D:从后往前考虑每个人,显然如果能移到最后一个人后方就应该立即移动,否则移不移没什么影响。链表暴力模拟这个过程即可。容易发现复杂度是线性的(判断两人间是否有边可能需要带log)。当然事实上根本不需要链表,直接检查其对后方未删除点的出度之和即可。
#include<iostream>
#include<cstdio>
#include<cmath>
#include<cstdlib>
#include<cstring>
#include<algorithm>
#include<map>
using namespace std;
#define ll long long
#define N 300010
#define M 500010
char getc(){char c=getchar();while ((c<'A'||c>'Z')&&(c<'a'||c>'z')&&(c<'0'||c>'9')) c=getchar();return c;}
int gcd(int n,int m){return m==0?n:gcd(m,n%m);}
int read()
{
int x=0,f=1;char c=getchar();
while (c<'0'||c>'9') {if (c=='-') f=-1;c=getchar();}
while (c>='0'&&c<='9') x=(x<<1)+(x<<3)+(c^48),c=getchar();
return x*f;
}
int n,m,a[N],p[N],t,nxt[N],pre[N],degree[N],ans;
map<int,int> f[N];
void del(int k)
{
nxt[pre[k]]=nxt[k];
pre[nxt[k]]=pre[k];
}
signed main()
{
#ifndef ONLINE_JUDGE
freopen("a.in","r",stdin);
freopen("a.out","w",stdout);
#endif
n=read(),m=read();
for (int i=1;i<=n;i++) a[i]=read();
for (int i=1;i<=m;i++)
{
int x=read(),y=read();
f[x][y]=1;degree[x]++;
}
for (int i=0;i<n;i++) nxt[i]=i+1;
for (int i=1;i<=n;i++) pre[i]=i-1;
for (int i=n-1;i>=1;i--)
{
int x=a[i];
if (f[x][a[n]])
{
if (n-i-ans>degree[x]) continue;
int u=i;
while (u!=n)
{
if (!f[x][a[nxt[u]]]) break;
u=nxt[u];
}
if (u==n)
{
ans++;
del(i);
}
}
}
cout<<ans;
return 0;
//NOTICE LONG LONG!!!!!
}
E:分块,每块维护第一个数和块的总和。
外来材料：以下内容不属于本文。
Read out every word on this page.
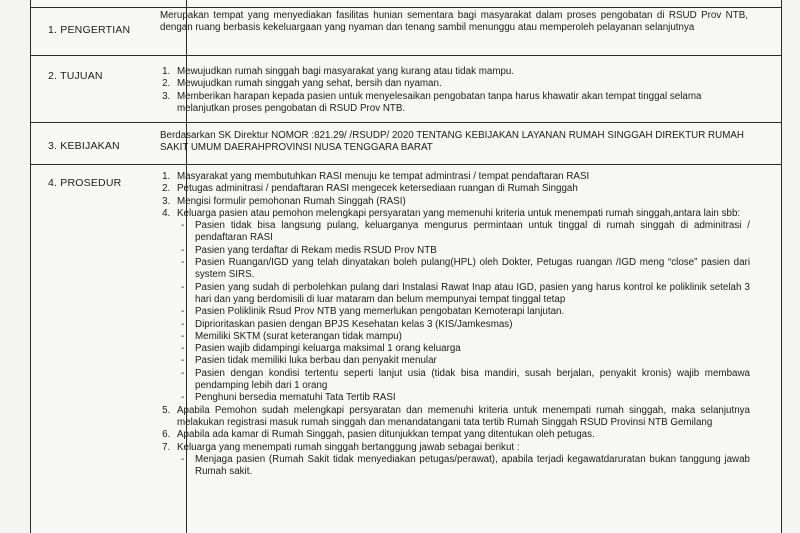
— ·· ·—··· ———
1. PENGERTIAN

Merupakan tempat yang menyediakan fasilitas hunian sementara bagi masyarakat dalam proses pengobatan di RSUD Prov NTB, dengan ruang berbasis kekeluargaan yang nyaman dan tenang sambil menunggu atau memperoleh pelayanan selanjutnya

2. TUJUAN
1.	Mewujudkan rumah singgah bagi masyarakat yang kurang atau tidak mampu.
2. Mewujudkan rumah singgah yang sehat, bersih dan nyaman.
3. Memberikan harapan kepada pasien untuk menyelesaikan pengobatan tanpa harus khawatir akan tempat tinggal selama melanjutkan proses pengobatan di RSUD Prov NTB.
3. KEBIJAKAN

Berdasarkan SK Direktur NOMOR :821.29/ /RSUDP/ 2020 TENTANG KEBIJAKAN LAYANAN RUMAH SINGGAH DIREKTUR RUMAH SAKIT UMUM DAERAHPROVINSI NUSA TENGGARA BARAT

4. PROSEDUR
1. Masyarakat yang membutuhkan RASI menuju ke tempat admintrasi / tempat pendaftaran RASI
2. Petugas adminitrasi / pendaftaran RASI mengecek ketersediaan ruangan di Rumah Singgah
3. Mengisi formulir pemohonan Rumah Singgah (RASI)
4. Keluarga pasien atau pemohon melengkapi persyaratan yang memenuhi kriteria untuk menempati rumah singgah,antara lain sbb:
- Pasien tidak bisa langsung pulang, keluarganya mengurus permintaan untuk tinggal di rumah singgah di adminitrasi / pendaftaran RASI
- Pasien yang terdaftar di Rekam medis RSUD Prov NTB
- Pasien Ruangan/IGD yang telah dinyatakan boleh pulang(HPL) oleh Dokter, Petugas ruangan /IGD meng “close” pasien dari system SIRS.
- Pasien yang sudah di perbolehkan pulang dari Instalasi Rawat Inap atau IGD, pasien yang harus kontrol ke poliklinik setelah 3 hari dan yang berdomisili di luar mataram dan belum mempunyai tempat tinggal tetap
- Pasien Poliklinik Rsud Prov NTB yang memerlukan pengobatan Kemoterapi lanjutan.
- Diprioritaskan pasien dengan BPJS Kesehatan kelas 3 (KIS/Jamkesmas)
- Memiliki SKTM (surat keterangan tidak mampu)
- Pasien wajib didampingi keluarga maksimal 1 orang keluarga
- Pasien tidak memiliki luka berbau dan penyakit menular
- Pasien dengan kondisi tertentu seperti lanjut usia (tidak bisa mandiri, susah berjalan, penyakit kronis) wajib membawa pendamping lebih dari 1 orang
- Penghuni bersedia mematuhi Tata Tertib RASI
5. Apabila Pemohon sudah melengkapi persyaratan dan memenuhi kriteria untuk menempati rumah singgah, maka selanjutnya melakukan registrasi masuk rumah singgah dan menandatangani tata tertib Rumah Singgah RSUD Provinsi NTB Gemilang
6. Apabila ada kamar di Rumah Singgah, pasien ditunjukkan tempat yang ditentukan oleh petugas.
7. Keluarga yang menempati rumah singgah bertanggung jawab sebagai berikut :
- Menjaga pasien (Rumah Sakit tidak menyediakan petugas/perawat), apabila terjadi kegawatdaruratan bukan tanggung jawab Rumah sakit.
注意到每次修改影响的是一段连续区间,于是根据块的第一个数暴力找到最后一个影响块,对其之前的块更新第一个数与总和,修改块和最后一个块暴力重构。查询时暴力重构端点所在的块就完了。当然也可以线段树,做法类似。
#include<iostream>
#include<cstdio>
#include<cmath>
#include<cstdlib>
#include<cstring>
#include<algorithm>
#include<map>
using namespace std;
#define ll long long
#define N 100010
char getc(){char c=getchar();while ((c<'A'||c>'Z')&&(c<'a'||c>'z')&&(c<'0'||c>'9')) c=getchar();return c;}
int gcd(int n,int m){return m==0?n:gcd(m,n%m);}
int read()
{
int x=0,f=1;char c=getchar();
while (c<'0'||c>'9') {if (c=='-') f=-1;c=getchar();}
while (c>='0'&&c<='9') x=(x<<1)+(x<<3)+(c^48),c=getchar();
return x*f;
}
int n,q,b[N],block,num,pos[N],L[N],R[N];
ll S[N],SS[N],sum[N],a[N],first[N],val[N];
void update(int k)
{
a[L[k]]=first[k];sum[k]=a[L[k]];
for (int i=L[k]+1;i<=R[k];i++)
a[i]=max(a[i],a[i-1]+b[i-1]),sum[k]+=a[i];
}
signed main()
{
#ifndef ONLINE_JUDGE
freopen("a.in","r",stdin);
freopen("a.out","w",stdout);
#endif
n=read();block=sqrt(n);num=(n-1)/block+1;
for (int i=1;i<=n;i++) a[i]=read();
for (int i=1;i<n;i++) b[i]=read();
for (int i=1;i<n;i++) S[i]=S[i-1]+b[i];
for (int i=1;i<=num;i++)
{
L[i]=R[i-1]+1;R[i]=min(n,L[i]+block-1);
for (int j=L[i];j<=R[i];j++)
{
if (j==L[i]) SS[j]=0;
else SS[j]=SS[j-1]+b[j-1];
val[i]+=SS[j];
pos[j]=i,sum[i]+=a[j];
}
first[i]=a[L[i]];
}
q=read();
while (q--)
{
char c=getchar();
while (c!='+'&&c!='s') c=getchar();
if (c=='+')
{
int p=read(),x=read();
update(pos[p]);
a[p]+=x;if (p==L[pos[p]]) first[pos[p]]+=x;
update(pos[p]);
int u=num+1;
for (int i=pos[p]+1;i<=num;i++)
if (first[i]>a[p]+S[L[i]-1]-S[p-1]) {u=i;break;}
u--;
for (int i=pos[p]+1;i<u;i++)
first[i]=a[p]+S[L[i]-1]-S[p-1],
sum[i]=1ll*first[i]*(R[i]-L[i]+1)+val[i];
if (u!=pos[p])
{
first[u]=a[p]+S[L[u]-1]-S[p-1];
update(u);
}
}
else
{
int l=read(),r=read();
if (pos[l]==pos[r])
{
update(pos[l]);ll ans=0;
for (int i=l;i<=r;i++) ans+=a[i];
printf("%I64d\n",ans);
}
else
{
update(pos[l]),update(pos[r]);ll ans=0;
for (int i=l;i<=R[pos[l]];i++) ans+=a[i];
for (int i=L[pos[r]];i<=r;i++) ans+=a[i];
for (int i=pos[l]+1;i<pos[r];i++) ans+=sum[i];
printf("%I64d\n",ans);
}
}
}
return 0;
//NOTICE LONG LONG!!!!!
}